Green on the Vine

A Colorado treatment plant creates a more sustainable site by planting a vineyard and cultivating acreage for a wildlife habitat
Green on the Vine
A restored lagoon area shows newly planted grape vines with trestle posts, support wires and irrigation pipes.

Growing grapes and developing a vineyard might not be the first thing wastewater operators think of doing to upgrade the landscape of a treatment plant. But that’s exactly what the Clifton (Colo.) Sanitation District did to help transform a former biosolids lagoon site into a sustainable agricultural area and wildlife habitat.

When the two sanitation districts in Clifton merged in 2006, they agreed to build a new 2.5 mgd extended-aeration activated sludge treatment plant and reclaim the land once occupied by the three lagoon systems that had served both districts for 54 years.

Plant manager Brian Woods says that from the beginning, they wanted a vineyard as the focal point of the 37-acre reclaimed area. So far, nearly four acres are producing grapes, and another 10 acres may be added. The grapes are harvested and processed by a local vintner into a Cabernet varietal. Money from sale of the grapes will help offset maintenance costs.


Paying it back

“We expect a payback of our original investment in the vineyard within six or seven years,” says Woods. Plant personnel water the grapes and do the mowing to keep the rows clean, but the vintner does the spraying, trimming, trellising and picking the grapes.

The plant has partnered with other agriculture producers who also provide revenue. A local farmer also harvests more than 17 acres of alfalfa hay, and another five acres next to the plant, owned by the sanitation district, may also be converted into crops.

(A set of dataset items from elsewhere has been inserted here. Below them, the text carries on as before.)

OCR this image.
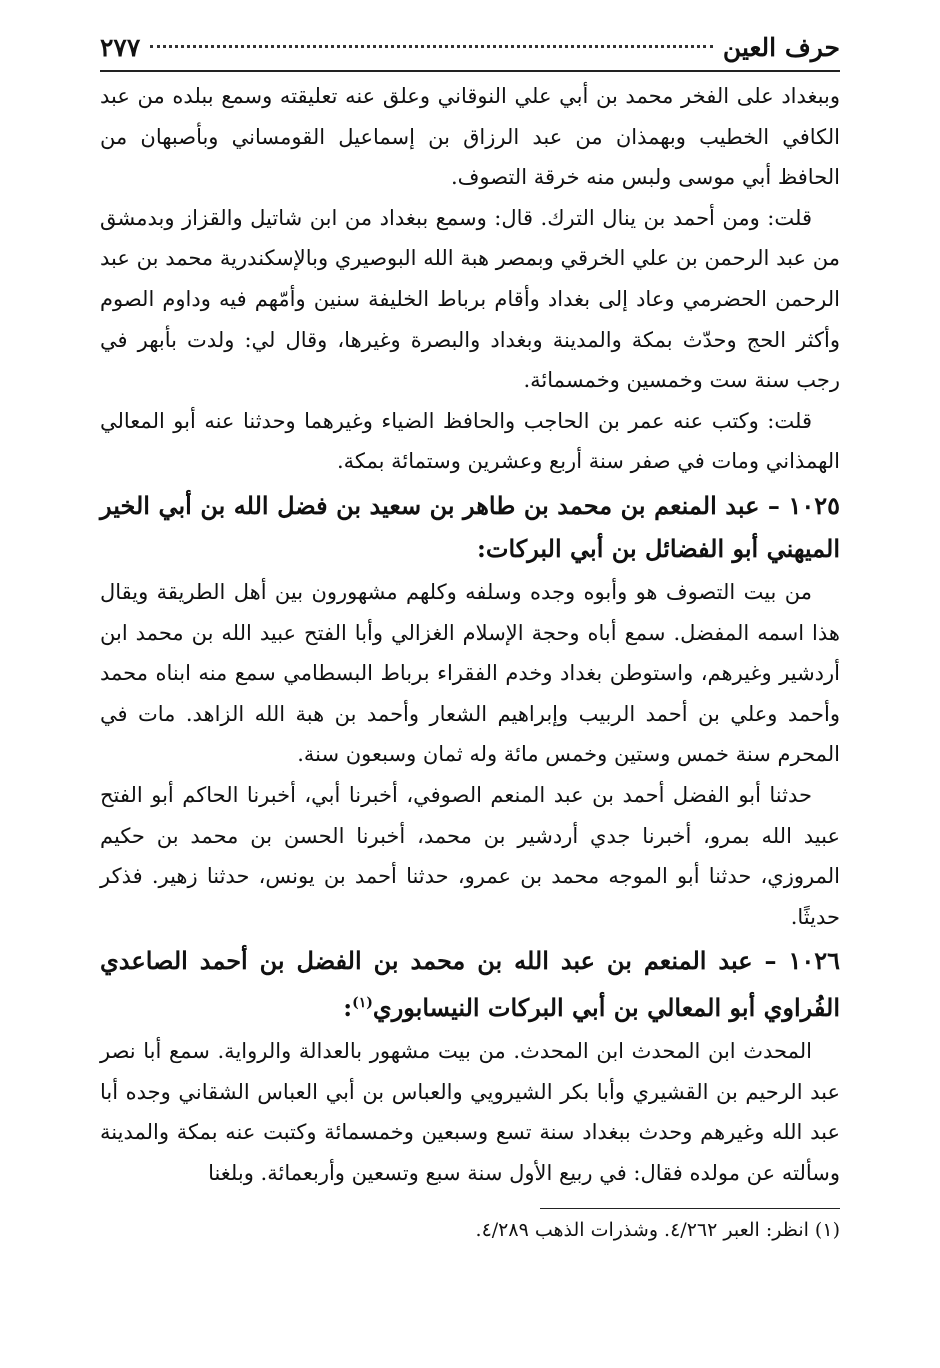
حرف العين
٢٧٧

وببغداد على الفخر محمد بن أبي علي النوقاني وعلق عنه تعليقته وسمع ببلده من عبد الكافي الخطيب وبهمذان من عبد الرزاق بن إسماعيل القومساني وبأصبهان من الحافظ أبي موسى ولبس منه خرقة التصوف.

قلت: ومن أحمد بن ينال الترك. قال: وسمع ببغداد من ابن شاتيل والقزاز وبدمشق من عبد الرحمن بن علي الخرقي وبمصر هبة الله البوصيري وبالإسكندرية محمد بن عبد الرحمن الحضرمي وعاد إلى بغداد وأقام برباط الخليفة سنين وأمّهم فيه وداوم الصوم وأكثر الحج وحدّث بمكة والمدينة وبغداد والبصرة وغيرها، وقال لي: ولدت بأبهر في رجب سنة ست وخمسين وخمسمائة.

قلت: وكتب عنه عمر بن الحاجب والحافظ الضياء وغيرهما وحدثنا عنه أبو المعالي الهمذاني ومات في صفر سنة أربع وعشرين وستمائة بمكة.

١٠٢٥ – عبد المنعم بن محمد بن طاهر بن سعيد بن فضل الله بن أبي الخير الميهني أبو الفضائل بن أبي البركات:

من بيت التصوف هو وأبوه وجده وسلفه وكلهم مشهورون بين أهل الطريقة ويقال هذا اسمه المفضل. سمع أباه وحجة الإسلام الغزالي وأبا الفتح عبيد الله بن محمد ابن أردشير وغيرهم، واستوطن بغداد وخدم الفقراء برباط البسطامي سمع منه ابناه محمد وأحمد وعلي بن أحمد الربيب وإبراهيم الشعار وأحمد بن هبة الله الزاهد. مات في المحرم سنة خمس وستين وخمس مائة وله ثمان وسبعون سنة.

حدثنا أبو الفضل أحمد بن عبد المنعم الصوفي، أخبرنا أبي، أخبرنا الحاكم أبو الفتح عبيد الله بمرو، أخبرنا جدي أردشير بن محمد، أخبرنا الحسن بن محمد بن حكيم المروزي، حدثنا أبو الموجه محمد بن عمرو، حدثنا أحمد بن يونس، حدثنا زهير. فذكر حديثًا.

١٠٢٦ – عبد المنعم بن عبد الله بن محمد بن الفضل بن أحمد الصاعدي الفُراوي أبو المعالي بن أبي البركات النيسابوري$^{(١)}$:

المحدث ابن المحدث ابن المحدث. من بيت مشهور بالعدالة والرواية. سمع أبا نصر عبد الرحيم بن القشيري وأبا بكر الشيرويي والعباس بن أبي العباس الشقاني وجده أبا عبد الله وغيرهم وحدث ببغداد سنة تسع وسبعين وخمسمائة وكتبت عنه بمكة والمدينة وسألته عن مولده فقال: في ربيع الأول سنة سبع وتسعين وأربعمائة. وبلغنا

(١) انظر: العبر ٤/٢٦٢. وشذرات الذهب ٤/٢٨٩.
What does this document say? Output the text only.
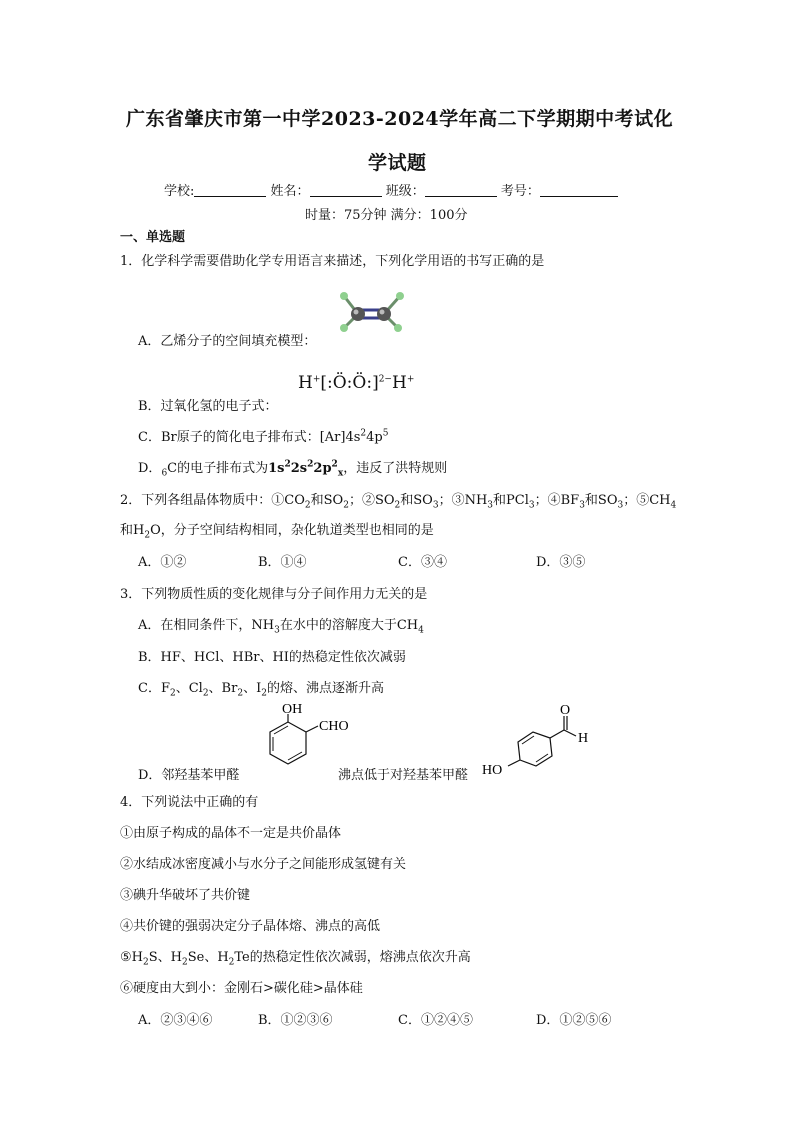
广东省肇庆市第一中学2023-2024学年高二下学期期中考试化
学试题
学校:	姓名：	班级：	考号：
时量：75分钟 满分：100分
一、单选题
1．化学科学需要借助化学专用语言来描述，下列化学用语的书写正确的是
A．乙烯分子的空间填充模型：
H+[:Ö:Ö:]$^{2-}$H+
B．过氧化氢的电子式：
C．Br原子的简化电子排布式：$[Ar]4s^24p^5$
D．$_6$C的电子排布式为$1s^22s^22p^2_x$，违反了洪特规则
2．下列各组晶体物质中：$①CO_2$和$SO_2$；$②SO_2$和$SO_3$；$③NH_3$和PCl$_3$；$④BF_3$和$SO_3$；$⑤CH_4$
和$H_2O$，分子空间结构相同，杂化轨道类型也相同的是
A．①②	B．①④	C．③④	D．③⑤
3．下列物质性质的变化规律与分子间作用力无关的是
A．在相同条件下，$NH_3$在水中的溶解度大于$CH_4$
B．HF、HCl、HBr、HI的热稳定性依次减弱
C．$F_2$、$Cl_2$、$Br_2$、$I_2$的熔、沸点逐渐升高
OH
CHO
O
H
HO
D．邻羟基苯甲醛	沸点低于对羟基苯甲醛
4．下列说法中正确的有
①由原子构成的晶体不一定是共价晶体
②水结成冰密度减小与水分子之间能形成氢键有关
③碘升华破坏了共价键
④共价键的强弱决定分子晶体熔、沸点的高低
$⑤H_2S$、$H_2Se$、$H_2Te$的热稳定性依次减弱，熔沸点依次升高
⑥硬度由大到小：金刚石>碳化硅>晶体硅
A．②③④⑥	B．①②③⑥	C．①②④⑤	D．①②⑤⑥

It was no small task to decommission, reclaim and restore the lagoon property. About 20 percent of the more than 100,000 cubic yards of sludge removed was processed through the new plant, dewatered and dried. A clay liner had to be removed. After treatment to meet Class A compost requirements, the biosolids were used for soil amendment and to create berms and other landscaping to form a deepwater pond and wetlands.

Upland tall grasses, trees and shrubs were planted over many acres to establish a sustainable wildlife habitat that attracts a variety of species, including ducks and pheasants. Irrigation water travels in a stream that meanders through the wildlife area to the Colorado River. Although the area is not open to public hunting, the district takes part with the state Division of Wildlife in an upland bird release program, and supervised youth hunting is allowed.


Many funding sources

Paying for the reclamation project wasn’t easy. “We have had a tremendous amount of resources that we used from a lot of different areas,” says Woods. For example, a grant from the Division of Wildlife covered the costs to build the ponds and construct the wetlands along the riparian corridor to the river.

A grant from the National Resources Conservation Service paid for the on-site irrigation system, the pond liner, and more than 7,000 wetland plants, trees, shrubs and grasses. The grants totaled $200,000. For the lagoon reclamation, the district provided a dollar-for-dollar match for a $500,000 Energy Impact Grant through the state Department of Local Affairs.

“The Conservation Service grant was based on water conservation, because our irrigation process slows and stops the deposition of selenium into the river,” says Woods. All the irrigation is done with four water cannons. “We don’t have a gravity irrigation system available to us, so the grant also paid for the drip and spray system used in the vineyard, and the standpipes and underground distribution for irrigation on the alfalfa fields,” says Woods.


Volunteer support

Labor to install pipes, poles and wires, and to plant all the grapes came with help from inmates at a minimum-security correctional institute. Other tasks fell to volunteers fulfilling community service obligations. “Our own staff handled landscaping around our plant construction,” says Woods. “As we hired and trained the staff while the plant was being built, they helped with the landscaping during slow periods.”

Woods and others at the district managed the project. “The result was that we took $155,000 and landscaped four times the area for which those dollars were originally allocated,” Woods says. “The whole project came in under budget. If you want something bad enough, you’ll see that it gets done.”